IW: The current scene also seems to me to be about a notion of craft which has become incredibly perverted. The idea that we can actually learn from past masters just feels embarrassing when you think about the contemporary art scene. The idea that we can use these people to understand our relationship to form seems farcical. There seems to be this fake utopian idea that art is free, there is nothing free about an artist's career or the work they produce - it's all about who buys the work. We're brought up to think that this series of value judgments are based on aesthetic ideals but, within the commercial gallery scene, they almost don't exist. The idea of showing an artist's work because it's good is ridiculous.
e:What are the defining characteristics of current art though, is it tapping into the moment...?

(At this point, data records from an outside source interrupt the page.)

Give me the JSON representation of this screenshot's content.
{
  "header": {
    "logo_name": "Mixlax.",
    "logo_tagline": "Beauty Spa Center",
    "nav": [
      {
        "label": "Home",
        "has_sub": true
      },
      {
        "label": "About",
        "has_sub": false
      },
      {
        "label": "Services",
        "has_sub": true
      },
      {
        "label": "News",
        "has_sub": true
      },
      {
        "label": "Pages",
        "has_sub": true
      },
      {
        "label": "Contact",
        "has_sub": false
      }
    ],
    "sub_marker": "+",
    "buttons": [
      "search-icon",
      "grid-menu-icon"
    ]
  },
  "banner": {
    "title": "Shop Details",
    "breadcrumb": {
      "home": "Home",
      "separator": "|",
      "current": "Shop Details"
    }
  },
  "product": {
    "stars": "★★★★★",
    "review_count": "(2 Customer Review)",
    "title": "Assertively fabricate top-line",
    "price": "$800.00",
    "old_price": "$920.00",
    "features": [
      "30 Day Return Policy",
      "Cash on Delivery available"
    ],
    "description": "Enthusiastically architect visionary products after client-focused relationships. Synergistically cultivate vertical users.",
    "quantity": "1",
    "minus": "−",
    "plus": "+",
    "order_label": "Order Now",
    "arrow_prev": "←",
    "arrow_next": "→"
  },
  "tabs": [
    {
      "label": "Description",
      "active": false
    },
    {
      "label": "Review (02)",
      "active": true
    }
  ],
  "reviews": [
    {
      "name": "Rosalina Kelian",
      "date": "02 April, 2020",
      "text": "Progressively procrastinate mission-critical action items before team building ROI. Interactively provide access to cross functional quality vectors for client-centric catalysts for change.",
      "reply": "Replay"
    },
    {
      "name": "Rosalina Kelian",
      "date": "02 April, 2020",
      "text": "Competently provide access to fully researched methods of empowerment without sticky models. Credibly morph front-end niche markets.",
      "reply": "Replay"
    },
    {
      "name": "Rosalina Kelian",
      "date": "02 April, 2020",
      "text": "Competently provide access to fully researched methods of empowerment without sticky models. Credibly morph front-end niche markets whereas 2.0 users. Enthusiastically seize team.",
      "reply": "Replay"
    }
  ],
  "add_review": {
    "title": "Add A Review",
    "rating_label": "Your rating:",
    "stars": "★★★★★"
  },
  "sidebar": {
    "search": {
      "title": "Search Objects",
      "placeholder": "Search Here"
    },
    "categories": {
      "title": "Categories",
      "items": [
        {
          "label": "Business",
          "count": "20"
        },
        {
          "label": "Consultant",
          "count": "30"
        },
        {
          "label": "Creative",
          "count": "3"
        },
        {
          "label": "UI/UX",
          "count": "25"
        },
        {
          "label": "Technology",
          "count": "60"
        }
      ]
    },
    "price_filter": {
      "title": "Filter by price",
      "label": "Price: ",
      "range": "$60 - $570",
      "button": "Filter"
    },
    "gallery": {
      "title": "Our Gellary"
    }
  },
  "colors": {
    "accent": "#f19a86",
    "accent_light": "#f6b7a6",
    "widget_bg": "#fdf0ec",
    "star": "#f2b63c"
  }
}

IW:In terms of attitude and content it's tabloid led. I feel incredibly hopeless at the idea of a whole generation of artists having such ambiguous politics, which is bizarre coming from me because as a curator I don't have a political agenda. I think it's symptomatic of an all encompassing vaccuum that leaves one with very little belief in the idea of formal or conceptual progress. Our work is generated by a passion rather than using a pre-existing scene to validate a particular group of artists who would seem to be working along similar lines. What seems to validate a lot of contemporary artists is the fact that they know each other.
e: But as the contemporary art scene seems to feed off itself the Chamber of Pop Culture seems to feed off various scenes. How is that more valid ?
IW:Because we're celebrating, not trying to hide the scene when we are presenting the work. By bleaching any context from the work on show, rarefied commercial galleries are too often attempting to invest work with a fake sense of integrity for the sake of a client list. We donÕt have an audience of buyers and critics that must be pandered to and that makes a massive difference.
e:But IÕve had so many conversations with people within the art world who say they are trying to break down elitism.
IW:I think it's bullshit and I'm not really sure I want that to be done. The things we show are great because they are brilliant elitist products, often produced by a focused little group. Being eclectic or cross-cultural does not preclude elitism -this is just an easy misconception. It's probably an admirable motivation, but what would be the end point of removing elitism?
e:By presenting fragments of culture it is possible to opperate in an ellusive sphere. Is there an element of myth making in what you do at CPC?
IW:Absolutly, this is the nasty side of what we do. There's a big element of showing people a little bit but not telling them everything. We absolutly refuse to spell things out for people so we try and do things in such a way that everything's there but it has to be discovered so that people pick up on the clues and go and buy the magazines, or see something else or go to a club... and obviously that's about myth making, that the objects are fetish symbols or phenominal sighs which may lead into something else even if it's just a train of thought. Also the scenes which we've represented retrospectivly were themselves exploded as myths in their own times. We don't have any quarms about doing eclectic shows, it's great to have dj's, music, visuals... we have no desire to exclusivly represent one medium because that's not how life is.